Thinking of a new work reality
I started thinking yesterday about how to write about what it is like teaching from home currently. Not only teach but try to plan for when we get back to a more regular lifestyle while appearing upbeat and optimistic about future cycling and tour possibilities. I also thought that if or when I do write, it’s going to be highly unedited. I don’t think now is the time for a perfectly curated and thought out post about selling tours or marketing or anything of the like, I am not very good at that anyway nor the point of this post! So this is me, sitting on my couch free-writing.
I am not alone
Like any small business owner, I know that even in the course of a normal year the line between success and failure is small. I have a friend in Burlington Vermont who for the past ten or so years has run a very successful rock and ice climbing company. He has currently ceased operations and is not taking clients out. I feel for him and his girlfriend whose livelihood depends on that. There are countless others going through the same thing. The positive side for me, and what at least for now does not keep me up at night, is the fact that I am not relying yet on income from bike tours!

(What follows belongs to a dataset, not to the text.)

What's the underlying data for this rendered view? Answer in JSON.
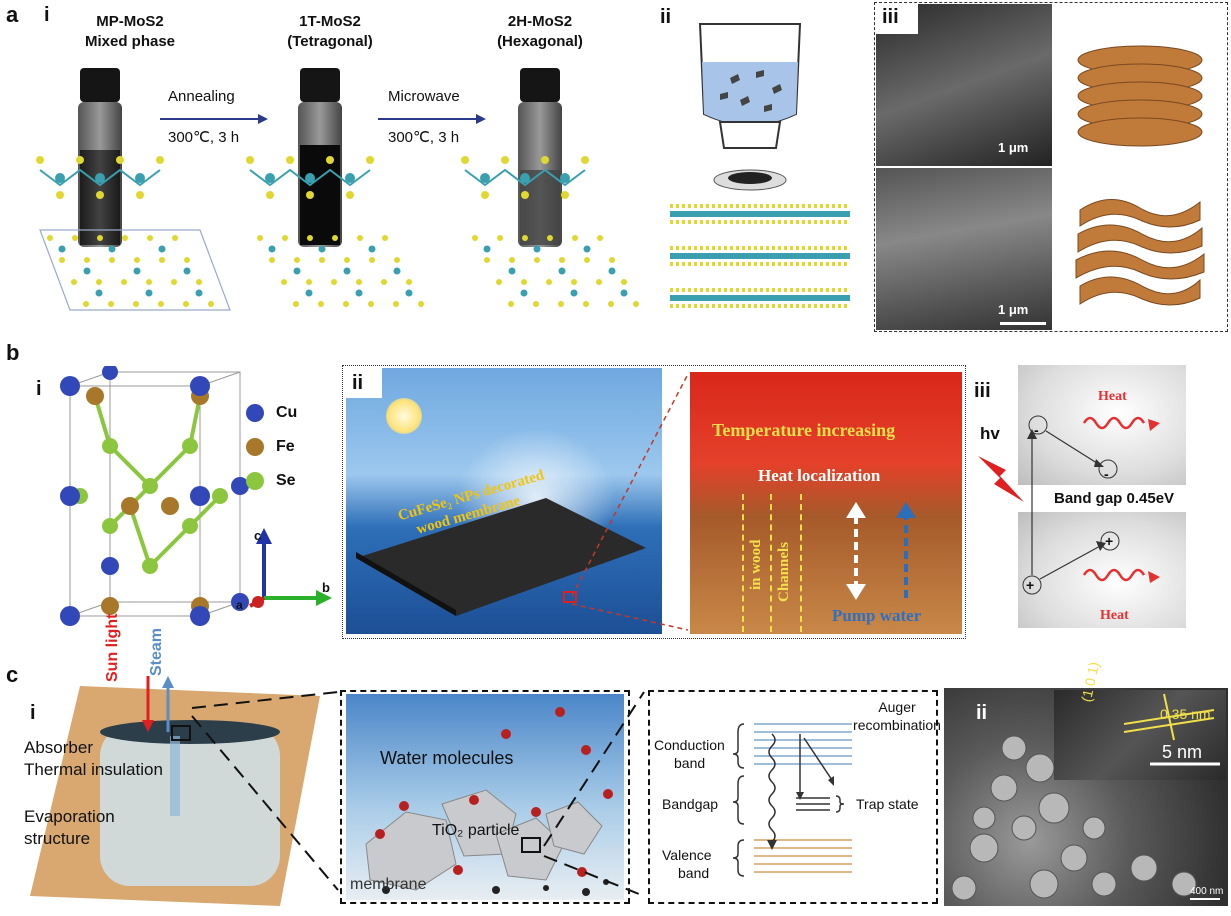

I hope however that in the very near future I will have more clients coming in and tourists to take out on tours of Western Massachusetts and I am thinking about how to do that.
What is the real problem then?
What really worries me in increasing amounts is my “real” job, the one that I earn money from. I am a middle school French teacher and have been a teacher for 15 years. We are all trying to distance-learn or in some ways stay connected and keep a sense of normalcy. It is not easy. We are flying by the seat of our pants and I think if anyone says otherwise they are not being totally honest. But we are making progress on that. What worries me is how this shutdown and social-distancing is affecting or will affect our students. We went from classroom instruction on a Thursday to school being closed on Friday night. I have students who I have not heard from or seen online for three weeks, students who are struggling to make sense of what is happening or what to do and how to keep learning. I worry that these last three months of school will be a wash and that whatever we try to do is just a band-aid on a gaping wound.

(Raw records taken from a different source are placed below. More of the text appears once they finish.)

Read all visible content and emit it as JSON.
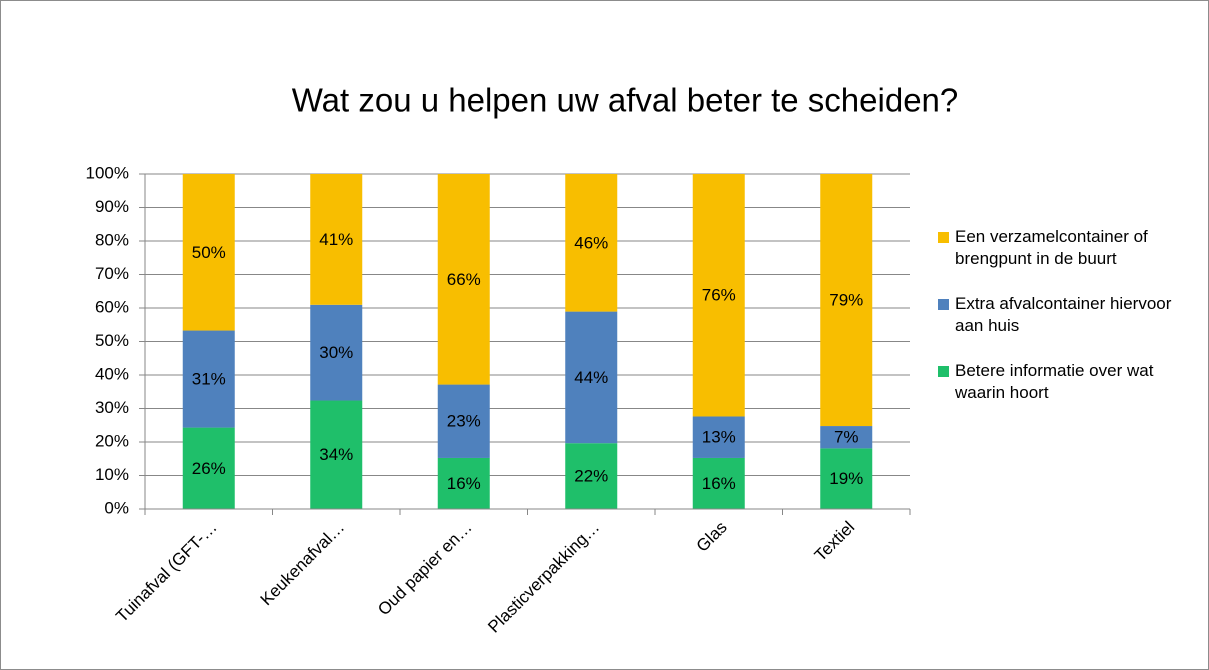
{
  "chart_data": {
    "type": "bar",
    "stacked": "percent",
    "title": "Wat zou u helpen uw afval beter te scheiden?",
    "categories": [
      "Tuinafval (GFT-…",
      "Keukenafval…",
      "Oud papier en…",
      "Plasticverpakking…",
      "Glas",
      "Textiel"
    ],
    "series": [
      {
        "name": "Betere informatie over wat waarin hoort",
        "color": "#1fbf6a",
        "values": [
          26,
          34,
          16,
          22,
          16,
          19
        ],
        "value_labels": [
          "26%",
          "34%",
          "16%",
          "22%",
          "16%",
          "19%"
        ]
      },
      {
        "name": "Extra afvalcontainer hiervoor aan huis",
        "color": "#4f81bd",
        "values": [
          31,
          30,
          23,
          44,
          13,
          7
        ],
        "value_labels": [
          "31%",
          "30%",
          "23%",
          "44%",
          "13%",
          "7%"
        ]
      },
      {
        "name": "Een verzamelcontainer of brengpunt in de buurt",
        "color": "#f8be00",
        "values": [
          50,
          41,
          66,
          46,
          76,
          79
        ],
        "value_labels": [
          "50%",
          "41%",
          "66%",
          "46%",
          "76%",
          "79%"
        ]
      }
    ],
    "ylim": [
      0,
      100
    ],
    "yticks": [
      {
        "value": 0,
        "label": "0%"
      },
      {
        "value": 10,
        "label": "10%"
      },
      {
        "value": 20,
        "label": "20%"
      },
      {
        "value": 30,
        "label": "30%"
      },
      {
        "value": 40,
        "label": "40%"
      },
      {
        "value": 50,
        "label": "50%"
      },
      {
        "value": 60,
        "label": "60%"
      },
      {
        "value": 70,
        "label": "70%"
      },
      {
        "value": 80,
        "label": "80%"
      },
      {
        "value": 90,
        "label": "90%"
      },
      {
        "value": 100,
        "label": "100%"
      }
    ],
    "grid": true,
    "legend": "right"
  }
}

We try to move forward with the curriculum, yet so many kids are not able to process how to learn now. There is a sort of information overload right now and for a middle school students it can be intense! I am grateful and thankful that 75-80% of my students are working and seem to be fine….for now. It’s the ones who have “checked out” and not kept in touch that I worry about. I and other teachers are making strides in what can be done to get them back into the group and classes and support them. It puts the saying “it takes a village to raise a child” into a new perspective.
Take care of each other and be safe.